The 100-acre farm is on Strout Road, which is one mile up the Oak Hill Road off Route 26. It starts at 9 a.m.

The field day will focus on the passion of a man who has devoted his life to forestry and promoting oak “purely for my own enjoyment.”

“It’s my own enjoyment of the woodlands as much as anything. I like to see big trees,” Huntress said.

Huntress has owned the land for 40 years. He added to it in 1976, 1982 and the mid-90s to bring it up to the 100 acres it is today. Eighty-five acres of it are forested.

In the 1800s, the original piece was a pasture, which was abandoned and pines had grown up on it. Shortly before Huntress bought it, it was clear cut and oaks began to grow on it.

Huntress has cultivated and promoted the growth of oaks by “managing from below,” which involves killing off sub-par trees by girdling. That includes ice storm damaged trees, suppressed trees and two-to-six-inch trees that would never make commercial grade.

The walking tour will include several big trees as well as an impressive stand of primarily red oak.

“I’ve got some whopping nice pine trees here but basically, I’ve got this nice stand of oak that came in after a clear cut in the ’50s,” he said. “When I bought it, it was barely pulpwood size. I didn’t think it would amount to anything.”

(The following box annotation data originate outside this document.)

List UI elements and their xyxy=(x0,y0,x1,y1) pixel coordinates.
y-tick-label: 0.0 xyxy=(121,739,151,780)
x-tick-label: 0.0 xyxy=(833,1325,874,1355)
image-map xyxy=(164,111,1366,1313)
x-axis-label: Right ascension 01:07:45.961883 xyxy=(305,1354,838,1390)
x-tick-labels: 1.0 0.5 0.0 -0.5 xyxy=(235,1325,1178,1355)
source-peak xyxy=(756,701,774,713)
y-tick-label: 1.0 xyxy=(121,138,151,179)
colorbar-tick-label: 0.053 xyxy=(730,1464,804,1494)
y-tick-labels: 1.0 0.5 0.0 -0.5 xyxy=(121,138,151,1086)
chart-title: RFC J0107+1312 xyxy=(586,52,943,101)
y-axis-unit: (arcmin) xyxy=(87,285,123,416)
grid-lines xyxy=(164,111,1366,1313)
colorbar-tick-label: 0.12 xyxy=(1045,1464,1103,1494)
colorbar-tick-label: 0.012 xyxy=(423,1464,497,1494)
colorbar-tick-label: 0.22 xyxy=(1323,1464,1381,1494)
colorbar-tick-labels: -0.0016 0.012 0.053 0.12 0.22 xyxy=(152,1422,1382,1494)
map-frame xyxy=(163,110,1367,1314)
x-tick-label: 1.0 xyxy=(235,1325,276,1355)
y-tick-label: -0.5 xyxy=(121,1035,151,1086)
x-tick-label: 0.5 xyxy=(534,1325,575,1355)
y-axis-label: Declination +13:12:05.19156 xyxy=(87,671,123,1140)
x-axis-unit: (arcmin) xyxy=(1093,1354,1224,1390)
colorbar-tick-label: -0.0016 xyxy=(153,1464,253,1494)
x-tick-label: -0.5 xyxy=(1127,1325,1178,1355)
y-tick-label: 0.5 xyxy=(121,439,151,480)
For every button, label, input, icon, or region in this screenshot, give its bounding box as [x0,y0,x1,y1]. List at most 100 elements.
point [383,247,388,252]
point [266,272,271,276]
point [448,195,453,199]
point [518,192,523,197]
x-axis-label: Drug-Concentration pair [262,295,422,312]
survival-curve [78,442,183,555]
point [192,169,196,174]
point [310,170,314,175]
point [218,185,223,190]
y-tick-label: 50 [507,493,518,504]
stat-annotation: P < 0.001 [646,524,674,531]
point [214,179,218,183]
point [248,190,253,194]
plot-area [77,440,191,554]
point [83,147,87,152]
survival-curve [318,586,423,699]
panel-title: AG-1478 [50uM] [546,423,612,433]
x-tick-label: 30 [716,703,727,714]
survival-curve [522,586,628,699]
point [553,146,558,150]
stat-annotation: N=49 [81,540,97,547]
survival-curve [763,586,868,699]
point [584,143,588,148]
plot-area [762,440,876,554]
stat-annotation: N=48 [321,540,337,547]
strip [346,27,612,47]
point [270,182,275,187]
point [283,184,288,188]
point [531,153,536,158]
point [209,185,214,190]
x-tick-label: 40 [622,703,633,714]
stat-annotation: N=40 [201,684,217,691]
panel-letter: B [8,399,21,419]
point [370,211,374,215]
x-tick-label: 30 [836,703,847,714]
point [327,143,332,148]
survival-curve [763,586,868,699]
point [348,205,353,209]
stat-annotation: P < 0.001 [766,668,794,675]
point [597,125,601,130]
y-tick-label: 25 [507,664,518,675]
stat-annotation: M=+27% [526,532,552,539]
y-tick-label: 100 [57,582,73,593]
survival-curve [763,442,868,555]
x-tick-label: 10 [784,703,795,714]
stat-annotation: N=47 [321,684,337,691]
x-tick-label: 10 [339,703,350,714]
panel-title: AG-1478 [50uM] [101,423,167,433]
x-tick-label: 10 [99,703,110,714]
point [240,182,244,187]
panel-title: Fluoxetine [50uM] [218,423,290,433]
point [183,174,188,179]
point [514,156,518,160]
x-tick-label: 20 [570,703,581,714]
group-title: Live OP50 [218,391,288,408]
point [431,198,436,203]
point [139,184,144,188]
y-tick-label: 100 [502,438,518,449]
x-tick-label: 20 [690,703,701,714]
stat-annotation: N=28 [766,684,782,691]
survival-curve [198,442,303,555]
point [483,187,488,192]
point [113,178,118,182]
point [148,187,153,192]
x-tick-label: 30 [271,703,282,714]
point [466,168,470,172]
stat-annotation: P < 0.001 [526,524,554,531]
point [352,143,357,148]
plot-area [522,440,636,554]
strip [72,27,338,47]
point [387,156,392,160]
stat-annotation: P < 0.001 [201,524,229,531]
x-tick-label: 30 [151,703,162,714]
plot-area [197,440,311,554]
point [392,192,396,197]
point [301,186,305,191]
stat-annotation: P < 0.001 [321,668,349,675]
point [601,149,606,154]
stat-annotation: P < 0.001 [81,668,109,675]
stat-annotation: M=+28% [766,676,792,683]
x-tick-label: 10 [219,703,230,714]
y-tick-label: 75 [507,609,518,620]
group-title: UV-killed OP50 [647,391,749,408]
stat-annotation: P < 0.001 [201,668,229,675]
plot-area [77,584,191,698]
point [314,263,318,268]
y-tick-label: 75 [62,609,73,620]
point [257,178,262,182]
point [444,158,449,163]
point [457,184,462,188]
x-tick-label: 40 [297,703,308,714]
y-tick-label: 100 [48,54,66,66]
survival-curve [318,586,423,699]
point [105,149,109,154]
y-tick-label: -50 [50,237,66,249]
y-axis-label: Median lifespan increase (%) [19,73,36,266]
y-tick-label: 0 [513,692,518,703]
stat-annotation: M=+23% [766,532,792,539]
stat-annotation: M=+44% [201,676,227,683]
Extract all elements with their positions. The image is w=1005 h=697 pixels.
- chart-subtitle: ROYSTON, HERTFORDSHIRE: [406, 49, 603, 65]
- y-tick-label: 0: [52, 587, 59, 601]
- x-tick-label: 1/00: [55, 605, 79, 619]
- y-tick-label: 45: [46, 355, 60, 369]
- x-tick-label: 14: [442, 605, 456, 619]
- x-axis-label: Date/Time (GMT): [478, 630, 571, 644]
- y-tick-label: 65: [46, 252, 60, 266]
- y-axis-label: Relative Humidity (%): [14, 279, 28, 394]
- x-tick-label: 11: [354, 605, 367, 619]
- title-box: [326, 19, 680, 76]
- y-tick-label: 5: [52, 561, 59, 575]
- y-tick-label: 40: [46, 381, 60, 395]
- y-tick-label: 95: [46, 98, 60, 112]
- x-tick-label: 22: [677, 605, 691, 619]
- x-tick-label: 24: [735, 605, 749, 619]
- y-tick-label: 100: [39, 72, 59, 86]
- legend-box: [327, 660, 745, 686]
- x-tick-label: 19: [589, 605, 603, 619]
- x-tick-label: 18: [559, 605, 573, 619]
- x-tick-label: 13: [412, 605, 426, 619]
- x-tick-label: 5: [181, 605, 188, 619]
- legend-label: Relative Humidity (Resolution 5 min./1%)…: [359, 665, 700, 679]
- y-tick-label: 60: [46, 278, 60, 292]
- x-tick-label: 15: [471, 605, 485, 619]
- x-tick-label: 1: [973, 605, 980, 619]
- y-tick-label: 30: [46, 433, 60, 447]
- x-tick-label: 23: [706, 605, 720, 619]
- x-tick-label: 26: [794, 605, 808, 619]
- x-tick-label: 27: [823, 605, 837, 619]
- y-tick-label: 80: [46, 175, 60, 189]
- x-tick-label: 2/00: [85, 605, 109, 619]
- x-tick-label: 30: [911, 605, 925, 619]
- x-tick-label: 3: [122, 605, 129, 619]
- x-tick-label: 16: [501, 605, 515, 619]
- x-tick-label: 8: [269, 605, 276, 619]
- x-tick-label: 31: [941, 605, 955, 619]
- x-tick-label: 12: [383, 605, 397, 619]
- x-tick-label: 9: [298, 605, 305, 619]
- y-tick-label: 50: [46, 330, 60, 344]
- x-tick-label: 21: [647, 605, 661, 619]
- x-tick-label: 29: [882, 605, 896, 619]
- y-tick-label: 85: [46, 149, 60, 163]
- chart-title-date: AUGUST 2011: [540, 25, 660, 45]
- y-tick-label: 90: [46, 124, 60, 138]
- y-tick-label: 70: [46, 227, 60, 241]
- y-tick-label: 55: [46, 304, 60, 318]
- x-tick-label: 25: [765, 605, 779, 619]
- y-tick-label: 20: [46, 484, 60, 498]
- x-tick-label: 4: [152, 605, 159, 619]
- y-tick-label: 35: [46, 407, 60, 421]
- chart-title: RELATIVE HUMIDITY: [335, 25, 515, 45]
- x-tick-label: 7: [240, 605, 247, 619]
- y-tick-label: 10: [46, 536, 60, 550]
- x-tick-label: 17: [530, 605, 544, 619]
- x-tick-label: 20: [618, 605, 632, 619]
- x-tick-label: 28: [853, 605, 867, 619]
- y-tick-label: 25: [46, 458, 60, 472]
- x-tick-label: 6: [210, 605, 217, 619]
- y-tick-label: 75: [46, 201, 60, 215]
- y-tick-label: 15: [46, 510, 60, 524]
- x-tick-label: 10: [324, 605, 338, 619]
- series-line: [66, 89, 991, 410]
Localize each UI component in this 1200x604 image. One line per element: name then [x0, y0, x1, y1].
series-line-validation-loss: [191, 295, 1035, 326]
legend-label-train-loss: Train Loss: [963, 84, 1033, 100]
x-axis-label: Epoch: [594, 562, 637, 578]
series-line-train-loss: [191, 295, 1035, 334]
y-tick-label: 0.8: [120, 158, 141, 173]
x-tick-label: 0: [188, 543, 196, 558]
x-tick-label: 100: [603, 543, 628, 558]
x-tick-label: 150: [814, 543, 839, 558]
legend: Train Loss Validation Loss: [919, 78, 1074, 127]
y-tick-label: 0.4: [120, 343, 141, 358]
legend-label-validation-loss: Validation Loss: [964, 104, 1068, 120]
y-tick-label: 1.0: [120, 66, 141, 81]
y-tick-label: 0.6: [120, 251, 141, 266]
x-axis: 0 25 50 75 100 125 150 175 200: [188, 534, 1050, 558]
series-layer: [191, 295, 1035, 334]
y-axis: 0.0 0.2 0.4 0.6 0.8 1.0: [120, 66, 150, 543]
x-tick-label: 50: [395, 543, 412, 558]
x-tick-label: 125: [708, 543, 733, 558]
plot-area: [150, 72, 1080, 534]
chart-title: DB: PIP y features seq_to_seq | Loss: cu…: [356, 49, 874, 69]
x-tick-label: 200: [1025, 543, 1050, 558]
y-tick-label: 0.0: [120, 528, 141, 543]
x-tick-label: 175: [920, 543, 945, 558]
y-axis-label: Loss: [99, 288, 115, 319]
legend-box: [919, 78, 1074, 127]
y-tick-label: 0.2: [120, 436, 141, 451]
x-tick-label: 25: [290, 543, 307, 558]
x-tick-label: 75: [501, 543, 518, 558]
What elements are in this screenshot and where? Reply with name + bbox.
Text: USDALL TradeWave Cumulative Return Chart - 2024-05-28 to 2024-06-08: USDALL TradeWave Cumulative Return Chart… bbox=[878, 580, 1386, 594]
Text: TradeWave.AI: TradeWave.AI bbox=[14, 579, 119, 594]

The tour will also show off his white oaks, which he describes as “my favorite tree,” although they are fairly rare in Oxford County. A narrow streak of white oaks runs through Casco, Otisfield, Poland, through Lewiston and stretches up into Gardiner, across the Kennebec into Pittston and stops in Whitefield.

They were used to make timbers for sailing ships, flooring and are also prevalent in the Appalachian country where they are used to make white oak barrels to age whiskey. “It’s an awful nice wood but we don’t have enough of it to command any market,” Huntress said, noting that soil and climate determine where they grow.

Fred, a longtime member of SWOAM and director of the western Maine chapter, will also talk about invasive plants, including the one he calls “the strangling plant.”

“I’ve got a bittersweet that’s 2-½ inches in diameter. It’s a monstrous thing. It killed the 12-inch ash tree it went around,” he said. He will also show examples of buckthorn and barberry.

Fred offers three tongue-in-cheek secrets for successful woodland management: “Buy a woodlot when you’re young, work like hell and live to an old age.”

Foresters Don Feeney and Merle Ring will also speak.

The field day is open to the public. Coffee and doughnuts will be available at 8:30 a.m.